Wishing you many more healthy years, Nancy. xo
Nancy
Tuesday 2nd of February 2016
Rebecca, There is no good time of course, but when special days are forever tarnished, it's extra hard. Wishing you many, many healthy years too. And I hope you do get to build that family if it's something you want to do. xo
Elizabeth J
Monday 2nd of February 2015
Happy Birthday, Nancy. And very many more! Cancer was my uninvited Christmas Eve guest. Later, although I got the call about the tests results a few days earlier, I was in my oncologist's office on my birthday, having recurrence and metastatic cancer explained to me. In the days between that call, and my birthday oncologist appointment, my first grandchild was born. I found a journal in my mother's things. Apparently, she had found her cancer just before Christmas, but did not tell anyone, not even my dad, until January, so she wouldn't spoil Christmas for the rest of us.
Nancy
Monday 2nd of February 2015
Elizabeth, It's not surprising that your mom kept it quiet until after Christmas... Sorry you had that uninvited guest/intruder show up too. Lovely that your first grandchild was born in between appointments and ironic, too, somehow. Thank you for reading this oldie and for commenting too.
Betty
Sunday 2nd of February 2014
Hope your Birthday is wonderful. I don't remember what day I got the news. I do try to celebrate on the final day of radiation though.
Nancy
Monday 3rd of February 2014
Betty, The reasons why we do or do not remember certain days/things are very personal too I guess. Good for you for celebrating your end of radiation day. What do you do to mark the day?
Lauren
Saturday 1st of February 2014
Happy belated birthday Nancy! Funny, I was diagnosed in early April, 3 days before my husband 's birthday, almost 3 weeks before my son's and just over 3 weeks before mine. I started chemo in May, about 5 days before my other son's birthday. April and May have always been family birthday months for us.

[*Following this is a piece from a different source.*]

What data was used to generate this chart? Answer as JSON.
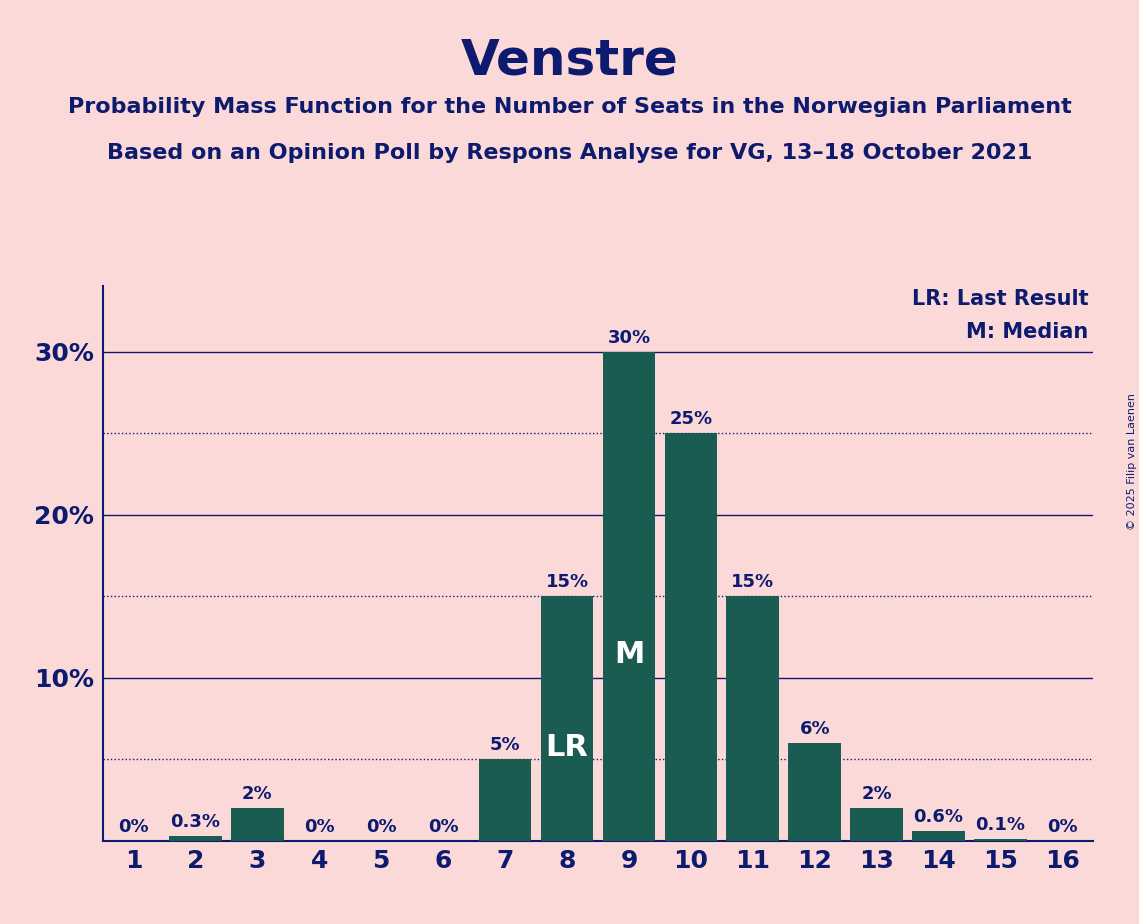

That was a terrible time almost two years ago now. But cancer did not take away my happy times in that month forever nor will I let it. No way. Now, it's just a busy, celebratory happy month to look forward to. And it's going to stay that way!
Nancy
Monday 3rd of February 2014
Lauren, I'm glad you haven't allowed cancer to take those celebratory months from you. Good for you! Thanks for reading and commenting.